La réponse théorique à l’argumentaire théorique de Christian Vélot apporte donc une réfutation claire et nette. Mais peut-être que vous n’avez pas envie qu’on vous parle de théorie et que tout ce que je viens de vous raconter vous a paru complètement obscur. Je suis d’accord avec vous pour dire que rien n’est plus convaincant que des éléments factuels.
Avons-nous quelques faits ?
Dans l’histoire du Covid 19, les variants les plus contagieux, ceux qui ont remplacé les souches initiales sont apparus dans des populations… peu ou pas vaccinées. Allez vérifier, faites vos propres recherches.
Deuxièmement : une étude en préprint[6] (il faudra donc prendre soin de vérifier qu’elle est validée par la revue des pairs) sortie le 5 juillet vient de montrer que les pays qui vaccinent le plus voient la diversité des virus diminuer : autrement dit plus on vaccine, moins il y a de variants.
Cette étude, à elle seule, atomise complètement la rhétorique de Christan Vélot. Et si sa publication est validée par les experts dans les prochaines semaines, on doit s’attendre à ce que Christian Vélot revienne sur ses déclarations. Nous verrons comment ça se passe.
En conclusion
Les éléments que je vous ai montrés nous disent que les non-vaccinés sont de potentiels réservoirs à virus mutants et qu’à cause de cela, s’ils sont nombreux, ils représentent une menace pour les vaccinés qui ne sont jamais immunisés à 100%.
Je ne suis pas épidémiologiste, virologue ni médecin. Christian Vélot non plus. Et je ne vais pas sur les plateaux télé expliquer que les experts en épidémiologie, ceux qui travaillent sur le sujet, produisent des données et conseillent les gouvernements n’y connaissent rien et qu’il faudrait m’écouter moi, parce que moi je sais.
Ce que je fais ici, c’est de la vulgarisation, je me fais le relai auprès de vous des connaissances établies et des incertitudes qui résistent, je vous relaie la parole de ceux qui savent mieux que moi dans un contexte où la confusion règne à cause de gens comme monsieur Vélot. Et personne ne me paie pour ça, si ce n’est vous, à travers l’Association pour la Science et la Transmission de l’Esprit Critique qui m’emploie et qui est totalement indépendante.

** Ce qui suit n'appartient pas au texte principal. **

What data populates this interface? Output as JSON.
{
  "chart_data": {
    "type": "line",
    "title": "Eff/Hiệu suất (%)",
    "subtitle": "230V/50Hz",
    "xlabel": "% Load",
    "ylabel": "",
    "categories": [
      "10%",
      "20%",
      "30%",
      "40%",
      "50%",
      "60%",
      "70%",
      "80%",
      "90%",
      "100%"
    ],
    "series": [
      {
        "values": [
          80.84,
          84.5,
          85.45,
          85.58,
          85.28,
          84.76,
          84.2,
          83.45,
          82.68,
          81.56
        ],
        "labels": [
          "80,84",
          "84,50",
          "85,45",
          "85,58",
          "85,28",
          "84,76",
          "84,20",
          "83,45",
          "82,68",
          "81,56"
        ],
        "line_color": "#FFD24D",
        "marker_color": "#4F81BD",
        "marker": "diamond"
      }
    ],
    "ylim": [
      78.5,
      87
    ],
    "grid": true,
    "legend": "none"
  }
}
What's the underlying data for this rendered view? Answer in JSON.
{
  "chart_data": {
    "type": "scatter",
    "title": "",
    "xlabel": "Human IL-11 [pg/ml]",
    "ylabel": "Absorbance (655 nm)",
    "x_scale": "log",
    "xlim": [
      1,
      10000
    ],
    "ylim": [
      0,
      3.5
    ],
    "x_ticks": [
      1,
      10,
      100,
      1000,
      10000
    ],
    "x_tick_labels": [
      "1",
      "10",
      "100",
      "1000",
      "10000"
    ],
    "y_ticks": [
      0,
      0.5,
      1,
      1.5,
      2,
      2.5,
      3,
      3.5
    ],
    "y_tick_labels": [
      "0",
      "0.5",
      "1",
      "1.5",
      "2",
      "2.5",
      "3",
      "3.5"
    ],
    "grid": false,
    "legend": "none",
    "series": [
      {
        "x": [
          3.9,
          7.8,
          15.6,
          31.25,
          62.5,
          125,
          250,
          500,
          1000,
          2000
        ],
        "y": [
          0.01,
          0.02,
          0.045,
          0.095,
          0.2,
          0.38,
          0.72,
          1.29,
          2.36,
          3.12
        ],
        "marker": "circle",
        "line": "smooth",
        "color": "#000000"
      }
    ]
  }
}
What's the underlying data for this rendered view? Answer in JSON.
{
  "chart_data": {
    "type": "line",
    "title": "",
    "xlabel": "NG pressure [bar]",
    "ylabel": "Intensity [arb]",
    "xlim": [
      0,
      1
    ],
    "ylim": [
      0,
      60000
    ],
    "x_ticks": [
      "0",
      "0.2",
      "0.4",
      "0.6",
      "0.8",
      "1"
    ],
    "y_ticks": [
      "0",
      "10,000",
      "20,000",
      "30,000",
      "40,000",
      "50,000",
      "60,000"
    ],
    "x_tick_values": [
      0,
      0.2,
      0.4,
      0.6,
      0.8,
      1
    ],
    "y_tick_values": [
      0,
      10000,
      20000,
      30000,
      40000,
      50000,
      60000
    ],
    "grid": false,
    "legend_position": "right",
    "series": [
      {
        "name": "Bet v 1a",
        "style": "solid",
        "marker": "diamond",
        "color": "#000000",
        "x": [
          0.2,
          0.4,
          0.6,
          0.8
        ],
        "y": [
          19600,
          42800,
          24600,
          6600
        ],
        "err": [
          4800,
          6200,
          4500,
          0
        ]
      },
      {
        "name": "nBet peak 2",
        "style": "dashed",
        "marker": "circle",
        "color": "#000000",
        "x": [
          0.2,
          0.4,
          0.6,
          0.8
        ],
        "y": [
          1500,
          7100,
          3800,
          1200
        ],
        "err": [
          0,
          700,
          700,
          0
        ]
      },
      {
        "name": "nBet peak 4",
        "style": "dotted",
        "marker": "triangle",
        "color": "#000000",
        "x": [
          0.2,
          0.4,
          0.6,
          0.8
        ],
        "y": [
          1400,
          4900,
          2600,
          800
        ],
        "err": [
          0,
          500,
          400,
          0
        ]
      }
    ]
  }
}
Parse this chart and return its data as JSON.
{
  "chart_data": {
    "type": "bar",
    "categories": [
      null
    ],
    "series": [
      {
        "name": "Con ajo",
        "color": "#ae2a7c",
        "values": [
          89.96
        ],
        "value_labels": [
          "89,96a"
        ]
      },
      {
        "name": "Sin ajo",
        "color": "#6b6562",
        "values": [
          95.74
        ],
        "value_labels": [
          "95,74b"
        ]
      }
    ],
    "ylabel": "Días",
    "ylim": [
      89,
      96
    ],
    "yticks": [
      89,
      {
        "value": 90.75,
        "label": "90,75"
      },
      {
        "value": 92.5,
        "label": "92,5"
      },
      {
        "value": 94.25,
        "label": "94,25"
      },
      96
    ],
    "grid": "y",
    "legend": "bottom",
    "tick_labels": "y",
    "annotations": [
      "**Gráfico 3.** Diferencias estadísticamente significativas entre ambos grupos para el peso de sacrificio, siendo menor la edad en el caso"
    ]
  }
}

Alors à la fin : qu’est-ce qui bloque l’apparition de variants plus contagieux et éventuellement plus virulents ?
La réponse de la science aujourd’hui est celle-ci : c’est l’arrêt de la circulation des virus à travers les populations humaines.
Ce qui bloque cette circulation, c’est deux chose : l’isolement des individus mais ça commence à bien faire et l’immunité. Cette immunité peut être acquise en attrapant la maladie : en l’absence de traitement efficace, c’est un mauvais choix, ça va faire beaucoup de malades et beaucoup de morts. L’autre choix c’est la vaccination mais il faut du temps pour que la couverture puisse jouer pleinement son rôle sur l’ensemble des variants du virus ; et les gestes barrières restent nécessaires dans l’intervalle.
De la même manière qu’avoir une ceinture de sécurité ne vous permet pas de dire que griller un feu rouge est une bonne idée, les vaccins ne sont pas des baguettes magiques qui font disparaitre le danger ; ce sont des outils indispensables à l’intérieur d’une stratégie globale.
Et ces vaccins, ils marchent ! Je vous renvoie vers la vidéo qui répond à Martine Wonner.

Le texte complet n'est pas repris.